Now I remembered it all. My defiance, his concern and the many mornings I woke up, the sheets drenched.

“Important thing is,” he said. “What happened happened, and we’re still in that river, head above water, being carried forward.”

“So wise, Angelo Torres! Tell me, are you happy?”

“Heeeey, you know my thoughts on happiness.” Angelo insisted that every human remained forever incomplete. When we yearned for more status, money, love or stuff to make us feel happy, it was simply our empty place attaching itself to something tangible. Accumulating externals would never cure us. Instead, we should make peace with being unfillable.

“But my acceptance is pretty good right now. Tell me about you.”
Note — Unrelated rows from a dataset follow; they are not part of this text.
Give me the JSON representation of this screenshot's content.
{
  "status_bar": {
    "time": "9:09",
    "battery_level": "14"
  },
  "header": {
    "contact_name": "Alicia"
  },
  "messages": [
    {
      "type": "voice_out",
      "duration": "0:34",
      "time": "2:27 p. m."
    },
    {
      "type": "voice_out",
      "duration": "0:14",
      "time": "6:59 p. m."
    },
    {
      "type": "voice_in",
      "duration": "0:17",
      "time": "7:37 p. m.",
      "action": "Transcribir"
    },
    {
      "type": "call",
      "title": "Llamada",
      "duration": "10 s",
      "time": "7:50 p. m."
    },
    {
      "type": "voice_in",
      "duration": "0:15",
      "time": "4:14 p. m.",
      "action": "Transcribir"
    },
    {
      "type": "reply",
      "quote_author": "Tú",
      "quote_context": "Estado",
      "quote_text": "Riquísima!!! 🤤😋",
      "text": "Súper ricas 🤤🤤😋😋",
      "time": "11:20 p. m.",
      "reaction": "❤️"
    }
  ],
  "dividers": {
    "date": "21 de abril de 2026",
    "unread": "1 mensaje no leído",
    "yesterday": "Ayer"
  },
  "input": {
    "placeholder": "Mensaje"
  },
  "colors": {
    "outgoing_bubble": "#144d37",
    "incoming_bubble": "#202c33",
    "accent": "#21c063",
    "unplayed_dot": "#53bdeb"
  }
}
“I think I’m in the right place. I like this gentler life. Less money, less stuff. Good people around me. Especially Jacqui, she’s only an hour’s drive away. Well, an hour if you go in the middle of the night.”

“Well, all right!”

I wondered if I should tell him about Joey. I settled for saying, “I’ve made so many mistakes in my life.”

“Same—”

“There’s plenty of regret and shame but none of it about you. But I feel sad that our part of my life is done. I’ll never be that person again, the one I was when I was in love with you and you were in love with me.”

“Yeah.” He sighed. “But that’s the curse of being human. To be moved forever forward, with no control over our direction. To rephrase Emily Dickinson: Because I could not stop for life, she kindly stopped for me.”

“I don’t know if I understand that.” Quickly I held up a hand. “No need to explain!”

Another knowing smile passed between us. Angelo was a little explain-y . Or perhaps I wasn’t curious enough.

It didn’t matter though, because I loved him. For the briefest moment my body remembered the slow devotion he’d given me in bed, how he’d committed with every single part of himself.

But a time had come when I couldn’t be bothered with the lengthy, intense production. When all I wanted was a quick in, out, lovely, job done, thank you.

“And the thing is, Angelo, I’m so grateful that we met when we did, that you—what would you say?—walked that part of my journey with me. You are the best, best, best man.”

“Same. All of it. Back at you. Every single word.”